I have two dataframes
, df1
and df2
, with ~40,000 rows and ~70,000 rows respectively of data about polling stations in country A.
The two dataframes have some common columns like 'polling_station_name', 'province', 'district' etc., however df1
has latitude and longitude columns, whereas df2
doesn't, so I am trying to do string matching
between the two dataframes so at least some rows of df2
will have geolocations available. I am blocking on the 'district' column while doing the string matching.
This is the code that I have so far:
import recordlinkage
from recordlinkage.standardise import clean
indexer = recordlinkage.Index()
indexer.block('district')
candidate_links = indexer.index(df1, df2)
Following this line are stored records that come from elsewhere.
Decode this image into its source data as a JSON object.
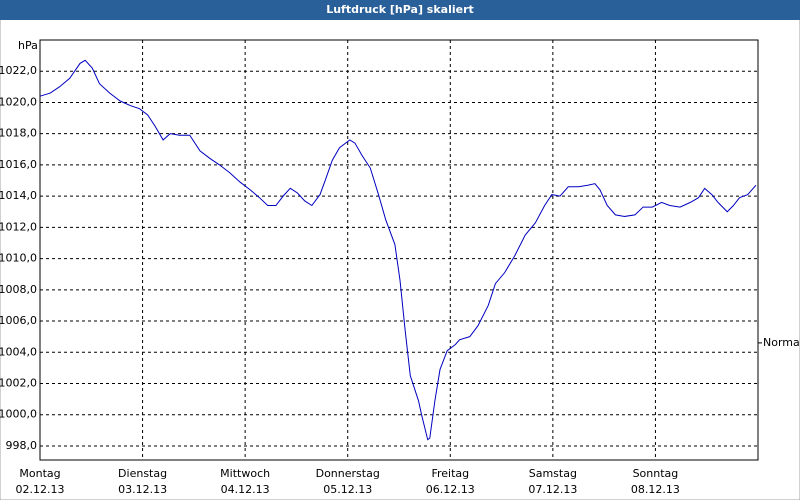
{
  "chart_data": {
    "type": "line",
    "title": "Luftdruck [hPa] skaliert",
    "y_unit": "hPa",
    "xlim": [
      0,
      7
    ],
    "ylim": [
      997.1,
      1024
    ],
    "xticks": [
      {
        "value": 0,
        "label": "Montag",
        "sublabel": "02.12.13"
      },
      {
        "value": 1,
        "label": "Dienstag",
        "sublabel": "03.12.13"
      },
      {
        "value": 2,
        "label": "Mittwoch",
        "sublabel": "04.12.13"
      },
      {
        "value": 3,
        "label": "Donnerstag",
        "sublabel": "05.12.13"
      },
      {
        "value": 4,
        "label": "Freitag",
        "sublabel": "06.12.13"
      },
      {
        "value": 5,
        "label": "Samstag",
        "sublabel": "07.12.13"
      },
      {
        "value": 6,
        "label": "Sonntag",
        "sublabel": "08.12.13"
      }
    ],
    "yticks": [
      {
        "value": 998,
        "label": "998,0"
      },
      {
        "value": 1000,
        "label": "1000,0"
      },
      {
        "value": 1002,
        "label": "1002,0"
      },
      {
        "value": 1004,
        "label": "1004,0"
      },
      {
        "value": 1006,
        "label": "1006,0"
      },
      {
        "value": 1008,
        "label": "1008,0"
      },
      {
        "value": 1010,
        "label": "1010,0"
      },
      {
        "value": 1012,
        "label": "1012,0"
      },
      {
        "value": 1014,
        "label": "1014,0"
      },
      {
        "value": 1016,
        "label": "1016,0"
      },
      {
        "value": 1018,
        "label": "1018,0"
      },
      {
        "value": 1020,
        "label": "1020,0"
      },
      {
        "value": 1022,
        "label": "1022,0"
      }
    ],
    "reference": {
      "value": 1004.6,
      "label": "Normal"
    },
    "grid": true,
    "series": [
      {
        "color": "#0000c0",
        "x": [
          0,
          0.1,
          0.19,
          0.29,
          0.39,
          0.44,
          0.51,
          0.58,
          0.68,
          0.78,
          0.88,
          0.97,
          1.05,
          1.12,
          1.2,
          1.27,
          1.36,
          1.46,
          1.56,
          1.66,
          1.75,
          1.85,
          1.95,
          2.05,
          2.14,
          2.22,
          2.3,
          2.37,
          2.44,
          2.51,
          2.58,
          2.65,
          2.73,
          2.78,
          2.85,
          2.92,
          3.02,
          3.07,
          3.14,
          3.22,
          3.3,
          3.37,
          3.46,
          3.51,
          3.56,
          3.61,
          3.69,
          3.72,
          3.78,
          3.8,
          3.85,
          3.9,
          3.97,
          4.05,
          4.09,
          4.19,
          4.27,
          4.37,
          4.44,
          4.53,
          4.63,
          4.73,
          4.83,
          4.92,
          4.99,
          5.07,
          5.15,
          5.25,
          5.34,
          5.41,
          5.46,
          5.53,
          5.61,
          5.7,
          5.8,
          5.88,
          5.97,
          6.06,
          6.14,
          6.24,
          6.34,
          6.42,
          6.48,
          6.55,
          6.61,
          6.7,
          6.76,
          6.82,
          6.9,
          6.98
        ],
        "values": [
          1020.4,
          1020.6,
          1021.0,
          1021.55,
          1022.5,
          1022.7,
          1022.2,
          1021.2,
          1020.6,
          1020.1,
          1019.8,
          1019.6,
          1019.2,
          1018.5,
          1017.6,
          1018.0,
          1017.9,
          1017.9,
          1016.9,
          1016.4,
          1016.0,
          1015.5,
          1014.9,
          1014.4,
          1013.9,
          1013.4,
          1013.4,
          1014.0,
          1014.5,
          1014.2,
          1013.7,
          1013.4,
          1014.1,
          1015.0,
          1016.3,
          1017.1,
          1017.6,
          1017.4,
          1016.6,
          1015.8,
          1014.1,
          1012.5,
          1010.9,
          1008.6,
          1005.4,
          1002.5,
          1000.9,
          1000.0,
          998.4,
          998.5,
          1000.9,
          1002.9,
          1004.1,
          1004.5,
          1004.8,
          1005.0,
          1005.7,
          1007.0,
          1008.4,
          1009.1,
          1010.2,
          1011.5,
          1012.3,
          1013.4,
          1014.1,
          1014.0,
          1014.6,
          1014.6,
          1014.7,
          1014.8,
          1014.4,
          1013.4,
          1012.8,
          1012.7,
          1012.8,
          1013.3,
          1013.3,
          1013.6,
          1013.4,
          1013.3,
          1013.6,
          1013.9,
          1014.5,
          1014.1,
          1013.6,
          1013.0,
          1013.4,
          1013.9,
          1014.1,
          1014.7
        ]
      }
    ]
  }
}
compare = recordlinkage.Compare()
compare.string('polling_station_name', 'polling_station_name', method='damerau_levenshtein', threshold=0.75)
compare_vectors = compare.compute(candidate_links, df1, df2)
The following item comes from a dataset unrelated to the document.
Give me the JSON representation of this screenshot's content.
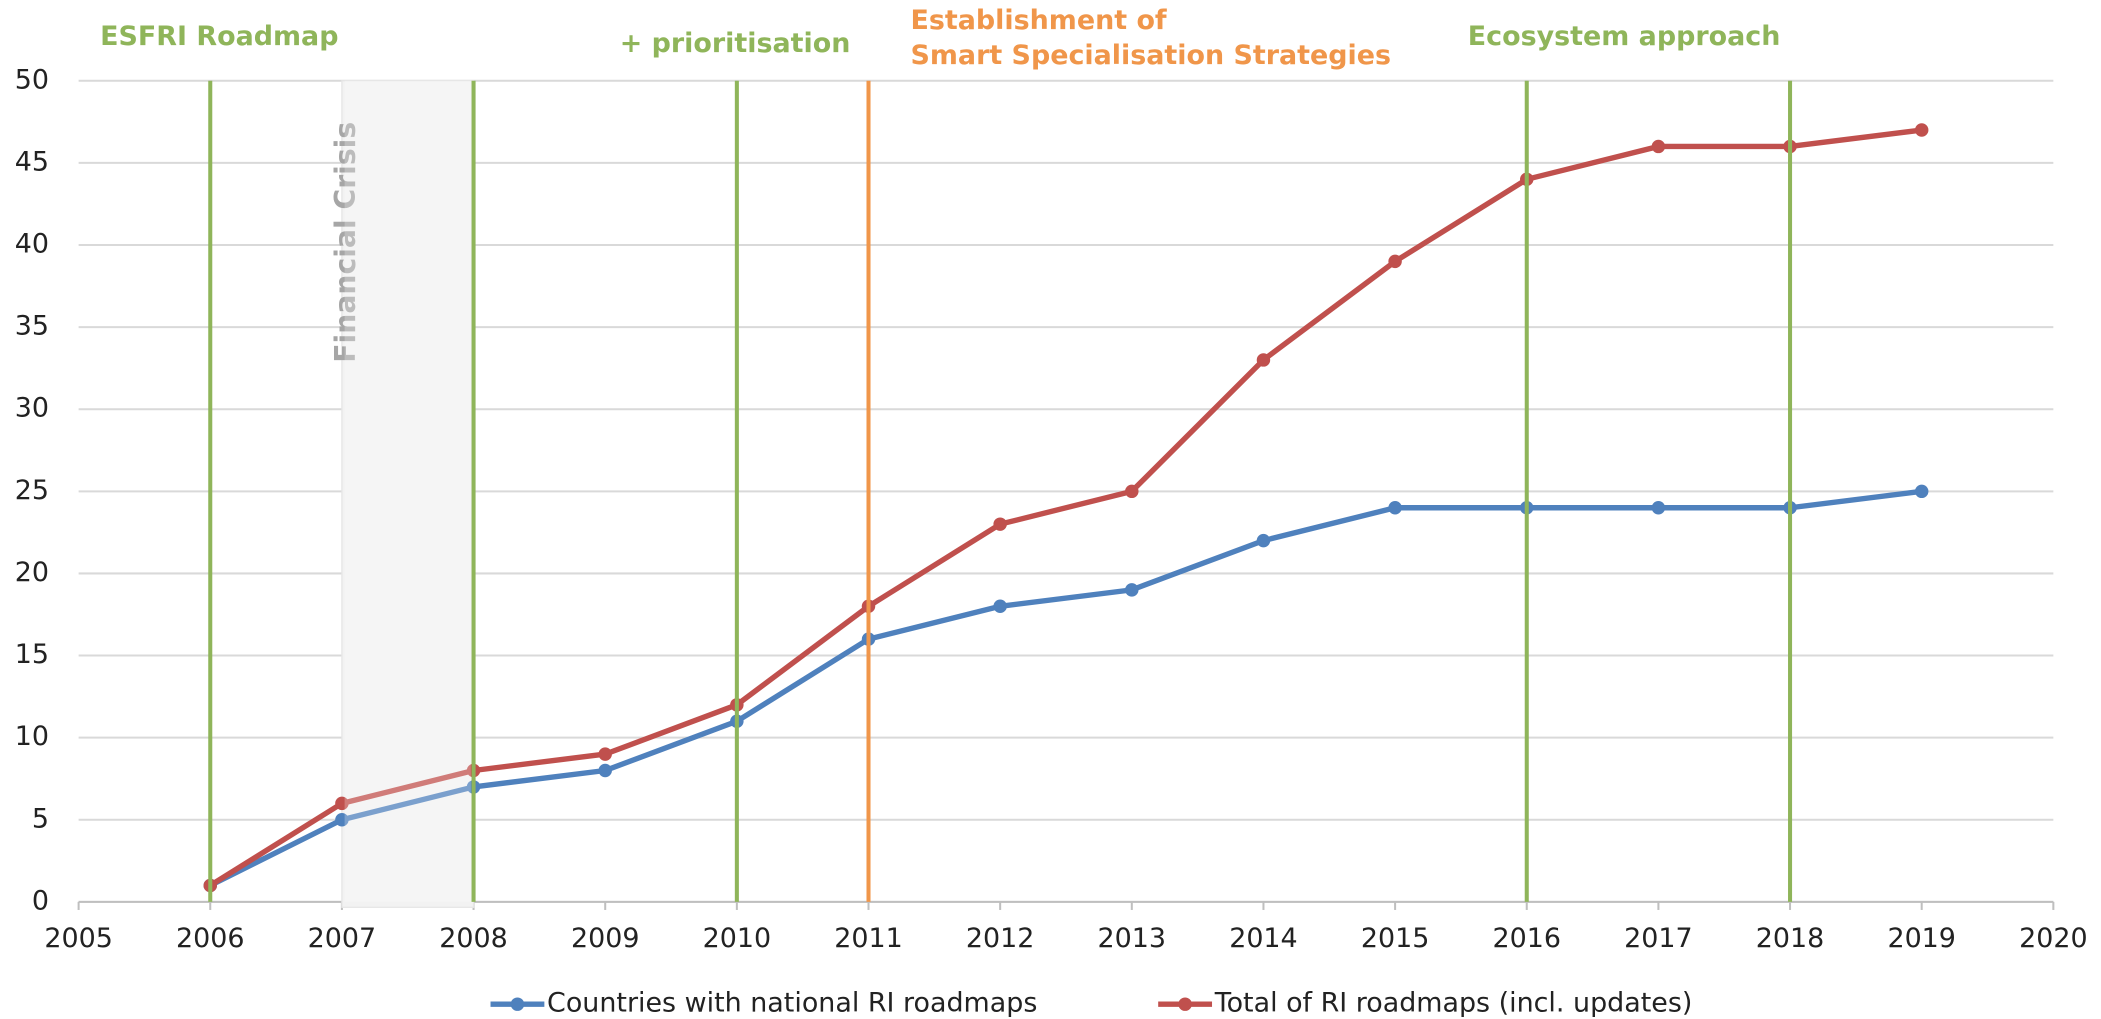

This produced about 12,000 matches, however I have noticed that some polling station names are incorrectly being matched because their names are very similar when they are in different locations - e.g. 'government girls primary school meilabu'
and 'government girls primary school muzaka'
are clearly different, yet they are being matched.
I think utilising NLP might help here, to see if there are certain words that occur very frequently in the data, like 'government'
, 'girls'
, 'boys'
, 'primary'
, 'school'
, etc. so I can put less emphasis on those words, and put more emphasis on meilabu
, muzaka
etc. while doing the string matching, but I am not so sure where to start.
(For reference, many of the polling stations are 'government (i.e.public) schools')
Any advice would be greatly appreciated!